15
July
2011
|
08:00
America/Tegucigalpa

History evidence preservers meet to discuss the future

(Edmonton) Every time an archivist discovers new historical evidence, fresh clues are offered on what happened in the past, providing a new thread to history.

Margaret Law, librarian, International Relations, University of Alberta Libraries, says the work of the university’s archivists is helping change what’s known about history, while meeting the challenges of the digital era.

To discuss both archivists’ relevancy in the face of increasing technology, as well as other issues facing the group, the International Council on Archives—Section on University and Research Institutions Law came to the U of A campus July 12–16.

It’s the first time that the archivists with the council have come to Western Canada, and it was an opportunity for the U of A to present best examples of archival work, says Law.
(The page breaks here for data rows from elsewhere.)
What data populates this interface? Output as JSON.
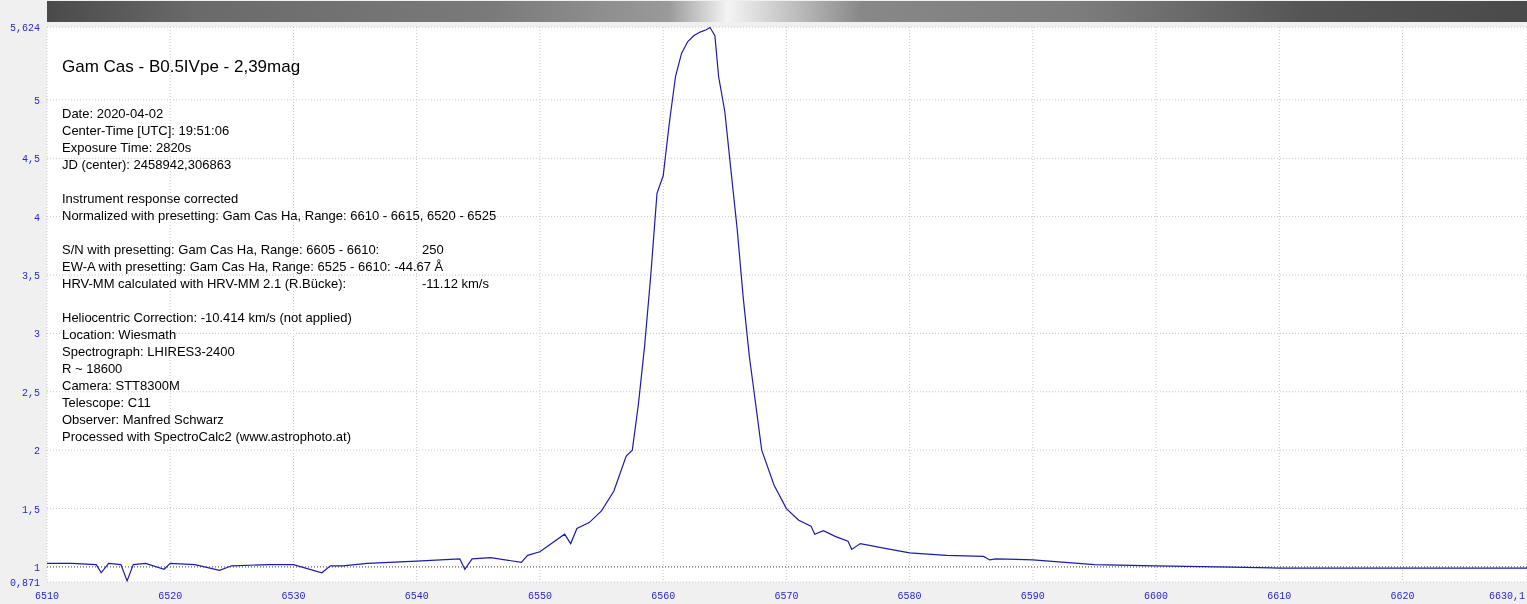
{
  "chart_data": {
    "type": "line",
    "grid": true,
    "ref_lines": [
      {
        "axis": "y",
        "value": 1
      }
    ],
    "xlim": [
      6510,
      6630.1
    ],
    "ylim": [
      0.871,
      5.624
    ],
    "xticks": [
      6510,
      6520,
      6530,
      6540,
      6550,
      6560,
      6570,
      6580,
      6590,
      6600,
      6610,
      6620,
      {
        "value": 6630.1,
        "label": "6630,1"
      }
    ],
    "yticks": [
      {
        "value": 0.871,
        "label": "0,871"
      },
      1,
      {
        "value": 1.5,
        "label": "1,5"
      },
      2,
      {
        "value": 2.5,
        "label": "2,5"
      },
      3,
      {
        "value": 3.5,
        "label": "3,5"
      },
      4,
      {
        "value": 4.5,
        "label": "4,5"
      },
      5,
      {
        "value": 5.624,
        "label": "5,624"
      }
    ],
    "x": [
      6510,
      6512,
      6514,
      6514.4,
      6515,
      6516,
      6516.5,
      6517,
      6518,
      6519.5,
      6520,
      6522,
      6524,
      6525,
      6528,
      6530,
      6532.3,
      6533,
      6534,
      6536,
      6540,
      6543.5,
      6543.9,
      6544.5,
      6546,
      6548.5,
      6549,
      6550,
      6552,
      6552.5,
      6553,
      6554,
      6555,
      6556,
      6557,
      6557.5,
      6558,
      6558.5,
      6559,
      6559.5,
      6560,
      6560.5,
      6561,
      6561.5,
      6562,
      6562.5,
      6563,
      6563.5,
      6563.8,
      6564.2,
      6564.5,
      6565,
      6565.5,
      6566,
      6566.5,
      6567,
      6567.5,
      6568,
      6569,
      6570,
      6571,
      6572,
      6572.3,
      6573,
      6574,
      6575,
      6575.3,
      6576,
      6578,
      6580,
      6583,
      6586,
      6586.5,
      6587,
      6590,
      6595,
      6600,
      6605,
      6610,
      6615,
      6620,
      6625,
      6630.1
    ],
    "series": [
      {
        "color": "#1c1ca8",
        "values": [
          1.03,
          1.03,
          1.02,
          0.95,
          1.03,
          1.02,
          0.88,
          1.02,
          1.03,
          0.98,
          1.03,
          1.02,
          0.97,
          1.01,
          1.02,
          1.02,
          0.95,
          1.01,
          1.01,
          1.03,
          1.05,
          1.07,
          0.98,
          1.07,
          1.08,
          1.04,
          1.1,
          1.13,
          1.28,
          1.2,
          1.33,
          1.38,
          1.48,
          1.65,
          1.95,
          2.0,
          2.4,
          2.9,
          3.5,
          4.2,
          4.35,
          4.8,
          5.2,
          5.4,
          5.5,
          5.55,
          5.58,
          5.6,
          5.62,
          5.55,
          5.2,
          4.9,
          4.4,
          3.9,
          3.3,
          2.8,
          2.4,
          2.0,
          1.7,
          1.5,
          1.4,
          1.35,
          1.28,
          1.31,
          1.26,
          1.22,
          1.15,
          1.2,
          1.16,
          1.12,
          1.1,
          1.09,
          1.06,
          1.07,
          1.06,
          1.02,
          1.01,
          1.0,
          0.99,
          0.99,
          0.99,
          0.99,
          0.99
        ]
      }
    ]
  },
  "info": {
    "title": "Gam Cas - B0.5IVpe - 2,39mag",
    "groups": [
      [
        {
          "text": "Date: 2020-04-02"
        },
        {
          "text": "Center-Time [UTC]: 19:51:06"
        },
        {
          "text": "Exposure Time: 2820s"
        },
        {
          "text": "JD (center): 2458942,306863"
        }
      ],
      [
        {
          "text": "Instrument response corrected"
        },
        {
          "text": "Normalized with presetting: Gam Cas Ha, Range: 6610 - 6615, 6520 - 6525"
        }
      ],
      [
        {
          "text": "S/N with presetting: Gam Cas Ha, Range: 6605 - 6610:",
          "value": "250"
        },
        {
          "text": "EW-A with presetting: Gam Cas Ha, Range: 6525 - 6610: -44.67 Å"
        },
        {
          "text": "HRV-MM calculated with HRV-MM 2.1 (R.Bücke):",
          "value": "-11.12 km/s"
        }
      ],
      [
        {
          "text": "Heliocentric Correction: -10.414 km/s (not applied)"
        },
        {
          "text": "Location: Wiesmath"
        },
        {
          "text": "Spectrograph: LHIRES3-2400"
        },
        {
          "text": "R ~ 18600"
        },
        {
          "text": "Camera: STT8300M"
        },
        {
          "text": "Telescope: C11"
        },
        {
          "text": "Observer: Manfred Schwarz"
        },
        {
          "text": "Processed with SpectroCalc2 (www.astrophoto.at)"
        }
      ]
    ]
  }
}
“Best Foot Forward: Inreach and Outreach for Archivists,” the topic for the three-day conference, responds to some challenges in the way archivists have documented and preserved the historical evidence that continue to change written history, Law says.

“The role of archivists is changing; they now have to make very clear what their value is, as people get used to getting access to information very quickly, compared to use of archival material, which is not instant. Archivists should continue to speak about the value that they bring to an institution,” she said.

William J. Maher, president of the archivists’ international council, says the conference provided opportunities to share ideas on changes archivists face and for developing strategic plans for the future. He says archivists now have to find ways to make their work more accessible.

“The only reason why archives should exist is for people to come in and discover their heritage, document their lives and background. We need to create tools so that people can search and find what they want,” he said.  

Good examples of that could be seen in the U of A’s Sam Steele collection, believed to be one of the most comprehensive and complete historical documents on Canada encompassing about 50 years. Also, the Peel's Prairie Provinceswebsite provides an example of how, using digitization, the U of A has preserved and provide documents in response to how people now do research.

The growing amount of data is also another challenge by the digital age, says Mary-Jo Romaniuk, acting chief librarian at the U of A, who spoke at the conference. She says archivists have done a fantastic job preserving historical evidence like letters and diaries. But archivists now need new skill sets.

“There needs to be a new way with which archivists go about collecting documents because some of them exist only in digital form and people are not committing things to print,” Romaniuk said. “For example, our website is born in a digital format and does not exist in print. So if someone want to know what the university thought is important 200 years from now, if we don’t archive that, it won’t be there.”

She says that over the centuries archivists have worked out procedures that help them decide what to preserve, but it’s not clear what to capture in the digital era. “It’s not sustainable to keep everything. We need to discern what we keep and what we don’t. And what we keep has to provide that unbiased broad sampling of who we are,” she said.

She says that that should include archiving twitter feeds because “it’s part of our fabric. Somehow we have to show that people had this social culture and the way they interact with each other changed,” she said.

Romaniuk says outreach to communities is good for archivists and the institutions where they work. She highlights a recent example where the university showcased to the local Chinese community The Other Side of Gold Mountain, an archival collection that documents Chinese migration and settlement in the west. She says the exhibition has been well received and was an opportunity for the university to connect more with the Chinese community.

“People like to find out about their ancestors,” she said. “It gave us a chance to hear what they think about the university. People look for such collections, it fits with the stories of their lives and we build huge connection with the communities.”